Robinson and the others said they were eager to do their part to help stamp out a global crisis.
“There’s a piece of all of us, I think, that want to be a part of something bigger than ourselves,” D’Amore said.
Their families, however, weren’t initially as enthusiastic, they said.
For Campbell, it was his mom who worried.
“My wife is really good about it. All my brothers and sisters are really good about it. My mom’s the one, ‘Well, just be careful. They’ve got sensitive cargo on there,’ ” he said.
Tilton said his wife had many questions. “She just wants the information. Once she has the information that we are given from the flight docs and our leadership ... letting them know is half the battle.”
It helps, too, when family members hear upon their loved ones’ return just how little time they spent in Liberia.
Robinson and Campbell said their plane was on the tarmac at Roberts International Airport in Monrovia for all of 75 minutes. Neither one of them set foot on the ground there.

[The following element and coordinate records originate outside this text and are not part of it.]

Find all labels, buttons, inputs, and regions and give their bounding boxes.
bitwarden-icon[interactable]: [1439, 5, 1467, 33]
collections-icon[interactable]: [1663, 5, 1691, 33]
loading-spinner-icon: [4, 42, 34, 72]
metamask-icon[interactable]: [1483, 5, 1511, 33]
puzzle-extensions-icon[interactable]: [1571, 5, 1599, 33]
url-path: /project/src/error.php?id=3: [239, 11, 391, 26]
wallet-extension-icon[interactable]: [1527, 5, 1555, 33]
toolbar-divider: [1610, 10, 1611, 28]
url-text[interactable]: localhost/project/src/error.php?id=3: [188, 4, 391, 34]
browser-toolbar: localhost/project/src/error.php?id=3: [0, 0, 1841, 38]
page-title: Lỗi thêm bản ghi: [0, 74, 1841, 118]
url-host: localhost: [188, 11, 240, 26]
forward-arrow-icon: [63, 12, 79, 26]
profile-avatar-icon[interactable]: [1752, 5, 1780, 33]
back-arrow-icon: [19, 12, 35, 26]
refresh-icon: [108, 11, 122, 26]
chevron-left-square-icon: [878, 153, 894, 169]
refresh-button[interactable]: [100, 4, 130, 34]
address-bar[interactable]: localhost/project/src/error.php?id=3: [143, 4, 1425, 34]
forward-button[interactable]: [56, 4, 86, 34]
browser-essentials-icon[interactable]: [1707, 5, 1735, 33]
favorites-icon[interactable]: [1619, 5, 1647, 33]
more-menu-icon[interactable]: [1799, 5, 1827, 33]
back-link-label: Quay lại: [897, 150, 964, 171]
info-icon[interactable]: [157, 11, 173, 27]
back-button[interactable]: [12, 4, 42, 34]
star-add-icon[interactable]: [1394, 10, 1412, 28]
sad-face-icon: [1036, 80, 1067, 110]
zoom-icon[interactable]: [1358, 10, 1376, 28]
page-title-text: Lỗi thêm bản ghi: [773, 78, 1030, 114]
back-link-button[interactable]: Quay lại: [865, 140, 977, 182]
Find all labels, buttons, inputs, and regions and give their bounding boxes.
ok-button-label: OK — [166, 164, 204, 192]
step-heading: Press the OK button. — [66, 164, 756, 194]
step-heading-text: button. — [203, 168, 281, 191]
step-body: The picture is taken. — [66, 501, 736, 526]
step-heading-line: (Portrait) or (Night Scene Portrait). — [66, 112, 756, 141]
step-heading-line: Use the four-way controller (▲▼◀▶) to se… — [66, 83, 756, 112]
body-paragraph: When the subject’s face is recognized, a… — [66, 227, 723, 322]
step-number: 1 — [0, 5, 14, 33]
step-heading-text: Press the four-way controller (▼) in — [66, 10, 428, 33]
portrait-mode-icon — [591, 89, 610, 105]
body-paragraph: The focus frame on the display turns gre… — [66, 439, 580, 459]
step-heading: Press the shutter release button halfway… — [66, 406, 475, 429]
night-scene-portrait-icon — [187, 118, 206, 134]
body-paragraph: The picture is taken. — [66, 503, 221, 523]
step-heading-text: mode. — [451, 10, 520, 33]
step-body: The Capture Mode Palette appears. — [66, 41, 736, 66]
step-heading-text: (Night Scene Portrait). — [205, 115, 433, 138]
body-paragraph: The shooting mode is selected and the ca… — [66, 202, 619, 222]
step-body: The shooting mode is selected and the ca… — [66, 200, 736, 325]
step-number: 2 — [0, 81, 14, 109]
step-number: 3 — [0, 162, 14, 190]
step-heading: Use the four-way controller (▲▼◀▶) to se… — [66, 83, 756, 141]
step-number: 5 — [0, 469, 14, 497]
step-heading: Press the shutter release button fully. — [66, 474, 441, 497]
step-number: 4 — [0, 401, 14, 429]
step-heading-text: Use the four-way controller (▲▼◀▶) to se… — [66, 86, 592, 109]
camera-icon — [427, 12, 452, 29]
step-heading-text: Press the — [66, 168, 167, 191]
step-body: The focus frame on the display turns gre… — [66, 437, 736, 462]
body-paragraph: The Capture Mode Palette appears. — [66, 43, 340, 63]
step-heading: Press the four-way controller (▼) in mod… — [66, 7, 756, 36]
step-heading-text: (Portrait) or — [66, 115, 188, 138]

“We shut down, I opened the (ramp) doors up” and a crew of U.S. Air Force personnel currently deployed to Monrovia off-loaded the equipment, Campbell said.
“I physically push the cargo on to their support equipment and then they drive away and we drive away, essentially,” he said.
As the flight engineer on a C-37A, an aircraft designated to transport senior military leaders, Tilton’s experience was slightly different. He was the only one authorized to get out of the plane when it landed at Monrovia.
“I have to make sure that, on approach, the aircraft didn’t hit any birds; just a general looking around the airplane,” he said.
After a brief assessment for damage, Tilton and his five-member crew sat in the plane for about five hours until their passengers came back.
The senior-ranking officials who returned must also follow established Ebola infection control protocols before getting back on the plane, Tilton said.
Though Tilton and his crew can’t visit the airport for a snack, they don’t go hungry. The C-37A crew includes a flight attendant, who prepares food and provides beverages for passengers and crew. Crew members are given the same food as the high-ranking passengers, Tilton said, though the crew has to pay for it.
There are no hot meals, however, on C-130s. Peanut butter and jelly sandwiches, canned tuna and Meals-Ready-to-Eat were among the provisions Campbell and Robinson packed on their West Africa mission.
“Canned tuna never spoils,” Campbell said. “We have a microwave on the plane.”
Camp-style dining is par for the course, they said. The biggest challenge, Robinson said, has been “really just the environment, and everyone’s response to it has been ever-changing.”
As the aircraft commander, he has to keep up on the latest guidance, including “temperature-tracking and other requirements that are coming depending on where you land — just making sure you’re current with all those so you can keep in compliance with them.”